Khalifah menjawab, "Engkau dihukum karena bersalah, itulah keadilan."
"Perkataan Amirul Mukminin tidak salah, memang tuan melakukan keadilan. Akan tetapi, ada yang lebih tinggi dari keadilan, yaitu memberi maaf. Maafkanlah saya karena Allah suka kepada orang yang berbuat baik."
Khalifah pun terpengaruh perkataannya dan orang itu diampuni.
***
Saduran di atas ditempatkan Haji Abdul Malik Karim Amrullah (HAMKA) -pada bab Yang Memunculkan Pribadi; Menimbang Rasa (Empati)- dalam karyanya, Pribadi.

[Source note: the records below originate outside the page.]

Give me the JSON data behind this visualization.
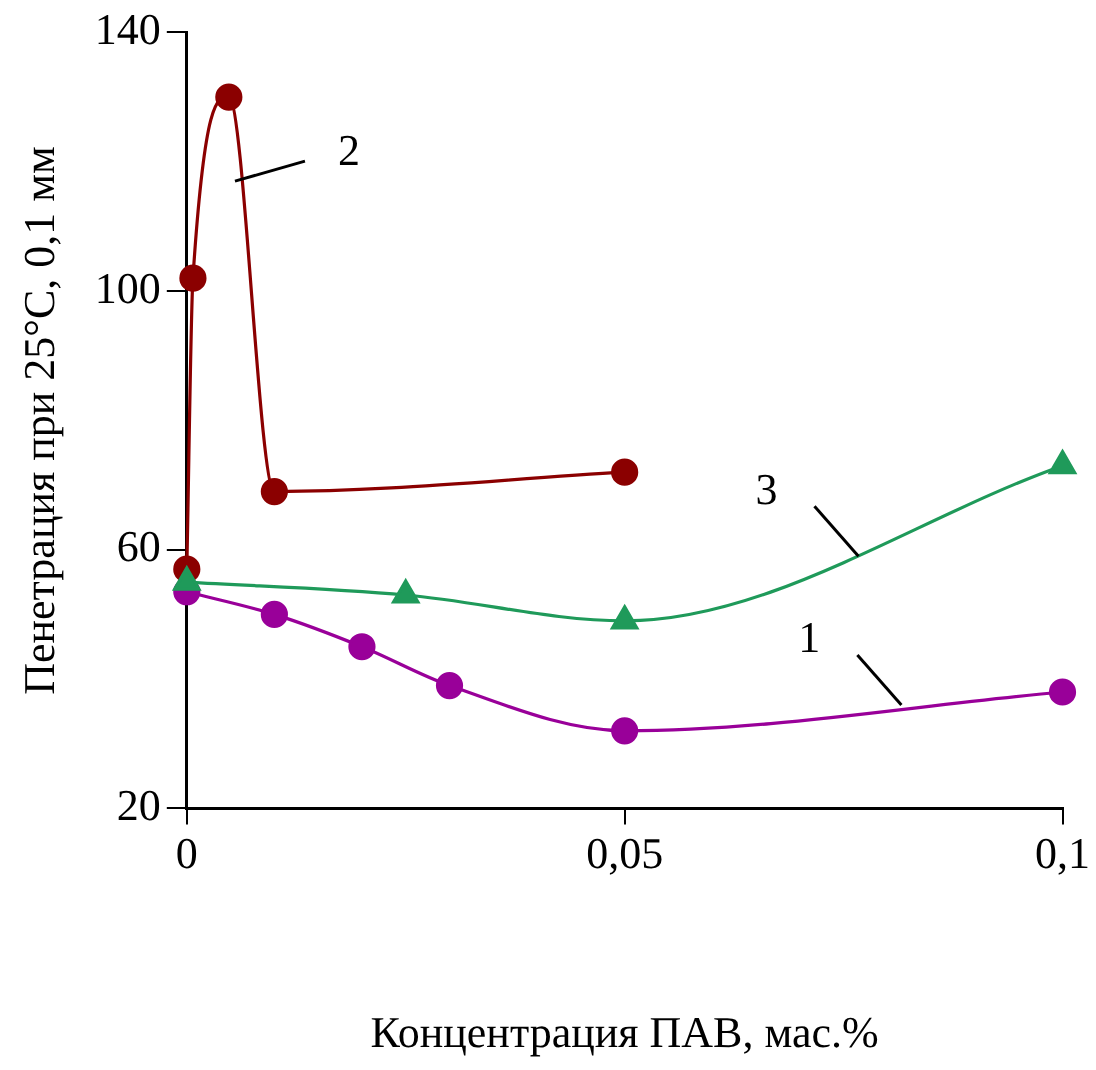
{
  "chart_data": {
    "type": "line",
    "xlabel": "Концентрация ПАВ, мас.%",
    "ylabel": "Пенетрация при 25°С, 0,1 мм",
    "xlim": [
      0,
      0.1
    ],
    "xticks": [
      {
        "value": 0,
        "label": "0"
      },
      {
        "value": 0.05,
        "label": "0,05"
      },
      {
        "value": 0.1,
        "label": "0,1"
      }
    ],
    "ylim": [
      20,
      140
    ],
    "yticks": [
      20,
      60,
      100,
      140
    ],
    "grid": false,
    "legend": false,
    "series": [
      {
        "color": "#990099",
        "marker": "circle",
        "x": [
          0,
          0.01,
          0.02,
          0.03,
          0.05,
          0.1
        ],
        "values": [
          53.5,
          50,
          45,
          39,
          32,
          38
        ]
      },
      {
        "color": "#8b0000",
        "marker": "circle",
        "x": [
          0,
          0.0007,
          0.0048,
          0.01,
          0.05
        ],
        "values": [
          57,
          102,
          130,
          69,
          72
        ]
      },
      {
        "color": "#1f9a5a",
        "marker": "triangle",
        "x": [
          0,
          0.025,
          0.05,
          0.1
        ],
        "values": [
          55,
          53,
          49,
          73
        ]
      }
    ],
    "annotations": [
      {
        "text": "1",
        "x": 0.0816,
        "y": 36
      },
      {
        "text": "2",
        "x": 0.0055,
        "y": 117
      },
      {
        "text": "3",
        "x": 0.0767,
        "y": 59
      }
    ]
  }
}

Hikayat tersebut bukan mecetuskan setiap pelanggar musti dimaafkan, bukan. Karena hukum harus tetap lantang menghalau kezaliman. Dan tentunya posisi khalifah di atas memaafkan dengan penuh pertimbangan kedepannya.
Subtansi dari kutipan di atas adalah hendaknya kita menimbang rasa, karena yang demikian akan membesarkan jiwa, dan jiwa yang besar akan membentuk pribadi yang mulia. Sehingga anda menjadi bak lentera di tengah gelap gulita. Dicinta Sang Pencipta juga para makhluk-Nya.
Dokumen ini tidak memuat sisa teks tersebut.